Quando todos haviam passado, subimos em nossas meninas (forma carinhosa de chamarmos nossas motos) e seguimos à nascente do rio Tietê! Seis quilômetros de estradinha de terra, sem susto e sem problemas, passando pela mata fechada e por fazendas, podendo sentir as oscilações de temperatura, a umidade e os cheiros no vento. Moto tem esse encanto! Chegamos ao parque na nascente! Esse caminho de terra também oferece opção de seguir até o litoral caindo em Caraguatatuba! “Só isso?” - comentei com o Reinaldo. “Que delicia de estradinha, quanta coisa linda pra ver!”. A entrada no parque custa apenas R$ 3,00. “Quero muito fazer essa estrada um dia e seguir até o litoral!”, comentei com meu parceiro.

Caramba! Pude conhecer o rio Tietê, que até então só conhecia sujo, fedorento e sem vida em São Paulo. As pessoas mais velhas juram que ele já foi limpo, e eu acredito! Um rio que corre de leste a oeste para o interior de São Paulo, que não desemboca no mar apesar de nascer há 22km do litoral na Serra do Mar - é no mínimo especial! Água cristalina brotando, nascendo do fundo da terra e que passará por tantas cidades até desembocar no Rio Paraná. Um Rio que nasce, morre ao passar pela grande São Paulo e literalmente ressuscita lentamente depois de Santana do Parnaíba (nossa velha Estrada dos Romeiros – aliás, outro passeio interessante ao longo desse Rio até Itu).

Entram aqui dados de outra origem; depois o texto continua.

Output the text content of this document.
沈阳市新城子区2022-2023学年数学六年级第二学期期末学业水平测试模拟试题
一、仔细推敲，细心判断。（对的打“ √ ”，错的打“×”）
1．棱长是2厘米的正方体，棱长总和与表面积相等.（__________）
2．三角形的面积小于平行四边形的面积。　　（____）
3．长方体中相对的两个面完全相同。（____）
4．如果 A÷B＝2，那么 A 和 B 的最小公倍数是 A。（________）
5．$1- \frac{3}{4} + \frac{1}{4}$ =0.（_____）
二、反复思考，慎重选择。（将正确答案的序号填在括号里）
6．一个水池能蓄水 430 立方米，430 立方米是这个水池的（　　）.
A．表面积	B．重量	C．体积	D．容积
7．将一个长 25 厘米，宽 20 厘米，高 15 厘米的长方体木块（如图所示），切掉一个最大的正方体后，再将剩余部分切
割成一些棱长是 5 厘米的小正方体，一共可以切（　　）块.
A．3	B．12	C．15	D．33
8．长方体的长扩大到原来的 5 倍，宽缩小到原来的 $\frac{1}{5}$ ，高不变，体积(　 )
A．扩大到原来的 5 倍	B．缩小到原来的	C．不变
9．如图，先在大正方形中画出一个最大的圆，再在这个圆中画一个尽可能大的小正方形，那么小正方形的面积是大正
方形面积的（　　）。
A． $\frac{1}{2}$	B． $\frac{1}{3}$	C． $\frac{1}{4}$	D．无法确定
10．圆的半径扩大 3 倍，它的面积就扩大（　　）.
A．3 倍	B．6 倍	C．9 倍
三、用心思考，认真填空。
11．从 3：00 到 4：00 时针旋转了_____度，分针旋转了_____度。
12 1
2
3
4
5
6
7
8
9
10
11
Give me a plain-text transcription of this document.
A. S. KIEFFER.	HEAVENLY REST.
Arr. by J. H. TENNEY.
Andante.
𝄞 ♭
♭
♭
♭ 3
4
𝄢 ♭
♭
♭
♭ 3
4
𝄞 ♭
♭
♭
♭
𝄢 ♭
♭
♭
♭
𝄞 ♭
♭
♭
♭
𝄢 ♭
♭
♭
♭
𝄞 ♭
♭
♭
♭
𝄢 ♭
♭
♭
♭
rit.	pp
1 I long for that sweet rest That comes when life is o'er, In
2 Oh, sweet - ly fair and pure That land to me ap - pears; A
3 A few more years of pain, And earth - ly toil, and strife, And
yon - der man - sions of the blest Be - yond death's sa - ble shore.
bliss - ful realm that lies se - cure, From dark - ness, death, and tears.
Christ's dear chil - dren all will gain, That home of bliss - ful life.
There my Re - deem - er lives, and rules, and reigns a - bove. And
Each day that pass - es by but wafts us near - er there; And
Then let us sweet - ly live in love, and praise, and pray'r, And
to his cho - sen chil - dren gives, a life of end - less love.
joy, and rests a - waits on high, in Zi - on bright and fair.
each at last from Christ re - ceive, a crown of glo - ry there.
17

Encantada com o Parque Nacional do Rio Tietê, seu pequeno museu e toda natureza, traço um paralelo. Nascemos puros, nos deixamos contaminar ao longo da vida com frustrações, tristezas, estresse, insatisfações, mas sempre temos a chance de recuperar toda alegria e inocência de uma criança. Viver bem, em paz ... estrada afora!

Tietê em Tupi significa: água (Ti) verdadeira (Etê) e é como o prazer de andar de moto. Verdadeiro e transparente como a água limpa de uma nascente.

Reinaldo Baptistucci, mais que um motociclista, contador de histórias e profundo conhecedor do mundo das duas rodas, é um verdadeiro apaixonado por viagens e aventuras pelas rodovias do país e nações vizinhas.